Six Mauriciens arrivés ce matin de la Sierra Leone – pays où sévit l’épidémie d’Ébola – à l’aéroport SSRN par un vol d’Emirates ont été placés sous observation par les autorités sanitaires. Les médecins et les inspecteurs sanitaires étaient à Plaisance dans la matinée pour les accueillir et les soumettre aux vérifications d’usage.

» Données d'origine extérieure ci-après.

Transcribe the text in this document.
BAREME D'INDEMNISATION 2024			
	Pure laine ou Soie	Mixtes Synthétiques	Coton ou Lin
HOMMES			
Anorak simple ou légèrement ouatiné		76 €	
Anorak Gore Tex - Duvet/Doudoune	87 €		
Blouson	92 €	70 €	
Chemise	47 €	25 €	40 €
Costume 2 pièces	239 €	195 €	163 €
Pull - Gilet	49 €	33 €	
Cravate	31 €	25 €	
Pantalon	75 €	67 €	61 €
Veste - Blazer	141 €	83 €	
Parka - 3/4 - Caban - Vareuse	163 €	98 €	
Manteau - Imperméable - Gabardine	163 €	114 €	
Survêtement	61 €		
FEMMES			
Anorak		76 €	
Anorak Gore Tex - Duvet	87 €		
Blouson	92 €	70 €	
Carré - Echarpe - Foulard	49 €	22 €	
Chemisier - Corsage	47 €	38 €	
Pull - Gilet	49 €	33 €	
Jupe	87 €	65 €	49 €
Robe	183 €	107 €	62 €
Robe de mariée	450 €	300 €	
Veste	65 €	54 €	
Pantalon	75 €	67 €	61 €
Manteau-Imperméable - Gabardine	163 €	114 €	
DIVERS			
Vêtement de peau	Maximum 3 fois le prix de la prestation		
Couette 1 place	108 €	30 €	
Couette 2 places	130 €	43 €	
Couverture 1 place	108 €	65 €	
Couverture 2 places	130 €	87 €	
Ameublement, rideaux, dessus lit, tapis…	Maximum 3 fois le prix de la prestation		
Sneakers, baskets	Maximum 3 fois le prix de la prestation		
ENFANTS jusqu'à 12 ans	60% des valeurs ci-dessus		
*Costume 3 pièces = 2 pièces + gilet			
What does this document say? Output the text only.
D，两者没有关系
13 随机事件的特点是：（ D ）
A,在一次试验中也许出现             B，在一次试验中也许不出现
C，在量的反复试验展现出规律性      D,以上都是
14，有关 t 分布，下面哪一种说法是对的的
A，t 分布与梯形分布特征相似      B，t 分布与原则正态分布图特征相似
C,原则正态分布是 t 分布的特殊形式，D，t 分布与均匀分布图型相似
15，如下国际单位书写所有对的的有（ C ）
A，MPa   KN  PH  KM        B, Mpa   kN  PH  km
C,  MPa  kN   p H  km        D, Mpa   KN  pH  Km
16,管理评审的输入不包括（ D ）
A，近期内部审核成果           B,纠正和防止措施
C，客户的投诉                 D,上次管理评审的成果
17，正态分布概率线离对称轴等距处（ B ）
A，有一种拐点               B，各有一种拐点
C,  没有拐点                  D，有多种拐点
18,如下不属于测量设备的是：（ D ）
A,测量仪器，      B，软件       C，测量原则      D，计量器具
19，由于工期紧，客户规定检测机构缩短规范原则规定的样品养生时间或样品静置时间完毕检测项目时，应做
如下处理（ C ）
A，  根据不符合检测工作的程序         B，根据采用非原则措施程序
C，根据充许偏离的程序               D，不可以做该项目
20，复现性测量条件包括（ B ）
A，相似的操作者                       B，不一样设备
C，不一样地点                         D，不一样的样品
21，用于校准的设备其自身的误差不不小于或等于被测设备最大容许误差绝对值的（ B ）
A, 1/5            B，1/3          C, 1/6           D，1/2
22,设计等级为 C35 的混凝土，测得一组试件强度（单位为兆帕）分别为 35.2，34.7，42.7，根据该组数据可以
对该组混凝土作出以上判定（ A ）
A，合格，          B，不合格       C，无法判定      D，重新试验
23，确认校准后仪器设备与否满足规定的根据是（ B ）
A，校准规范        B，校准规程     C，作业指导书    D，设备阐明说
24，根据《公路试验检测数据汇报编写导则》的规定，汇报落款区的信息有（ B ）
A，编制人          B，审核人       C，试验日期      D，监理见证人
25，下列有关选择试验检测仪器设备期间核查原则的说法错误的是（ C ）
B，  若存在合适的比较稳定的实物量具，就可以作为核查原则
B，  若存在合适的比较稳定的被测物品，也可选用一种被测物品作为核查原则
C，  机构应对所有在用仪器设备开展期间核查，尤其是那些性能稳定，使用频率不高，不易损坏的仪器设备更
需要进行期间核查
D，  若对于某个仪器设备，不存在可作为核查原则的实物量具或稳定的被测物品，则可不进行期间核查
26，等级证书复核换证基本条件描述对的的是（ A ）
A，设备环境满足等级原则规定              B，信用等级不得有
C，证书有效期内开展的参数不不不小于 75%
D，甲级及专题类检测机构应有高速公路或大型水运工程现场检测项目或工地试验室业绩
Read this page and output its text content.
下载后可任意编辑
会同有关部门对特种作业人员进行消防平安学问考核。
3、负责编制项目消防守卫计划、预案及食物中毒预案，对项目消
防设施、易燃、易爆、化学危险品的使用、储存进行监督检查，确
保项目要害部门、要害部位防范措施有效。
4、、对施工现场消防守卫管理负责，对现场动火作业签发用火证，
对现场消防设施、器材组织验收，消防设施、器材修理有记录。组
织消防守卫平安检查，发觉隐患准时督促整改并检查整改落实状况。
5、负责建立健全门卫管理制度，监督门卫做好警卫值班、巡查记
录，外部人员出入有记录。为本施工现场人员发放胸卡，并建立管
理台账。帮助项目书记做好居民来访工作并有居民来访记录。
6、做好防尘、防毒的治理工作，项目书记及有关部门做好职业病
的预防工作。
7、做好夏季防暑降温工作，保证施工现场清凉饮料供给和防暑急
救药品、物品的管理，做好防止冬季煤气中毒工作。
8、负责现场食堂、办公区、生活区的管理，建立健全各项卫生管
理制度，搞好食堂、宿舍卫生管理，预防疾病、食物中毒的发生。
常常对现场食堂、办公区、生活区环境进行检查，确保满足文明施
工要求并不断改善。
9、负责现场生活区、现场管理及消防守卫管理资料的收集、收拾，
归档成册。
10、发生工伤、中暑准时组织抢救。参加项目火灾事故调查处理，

Les six passagers devaient ensuite être conduits à l’hôpital de Souillac pour des analyses de sang en vue de détecter la présence du virus Ébola. Le Dr T. N. Nundlall, director of Health Services au ministère de la Santé et responsable du département de santé publique, a déclaré au Mauricien ce matin que le système de surveillance mis en place au ministère a été appliqué. « Nous avons fait un premier assessment de ces passagers, pour voir s’ils ont été exposés directement ou indirectement au virus Ébola dans le pays d’origine. Nous allons prendre leur température, et ensuite nous allons les conduire à l’hôpital de Souillac pour des analyses de sang. Nous attendrons ensuite les résultats », explique le Dr Nundlall. Il précise que le ministère de la Santé a déjà reçu des kits pour ces tests. Le directeur des services de Santé indique que même si les résultats des tests sont négatifs, le personnel sanitaire continuera à suivre ces passagers à leur domicile et prendra leur température matin et soir. Le Dr Nundlall fait ressortir que ces mesures font partie du plan de surveillance des voyageurs en provenance des pays à risques et ne doivent pas provoquer des réactions de stigmatisation à l’égard de ces derniers.
La Sierra Leone fait partie des pays les plus durement touchés par l’épidémie d’Ébola, au point qu’Air France a suspendu jeudi dernier ses vols vers ce pays de l’Afrique de l’Ouest. Selon le dernier bilan de l’Organisation mondiale de la santé (OMS) il y a eu 1 552 morts depuis le début de l’épidémie dans cette région et 3 069 personnes ont été contaminées.
Le directeur des Centres américains de Contrôle et de Prévention des maladies a lors d’un déplacement dans la zone endémique au Liberia déclaré à CNN que « tous les jours cette épidémie s’étend, accroissant le risque de se propager dans un autre pays ». Il a fait appel à une mobilisation internationale.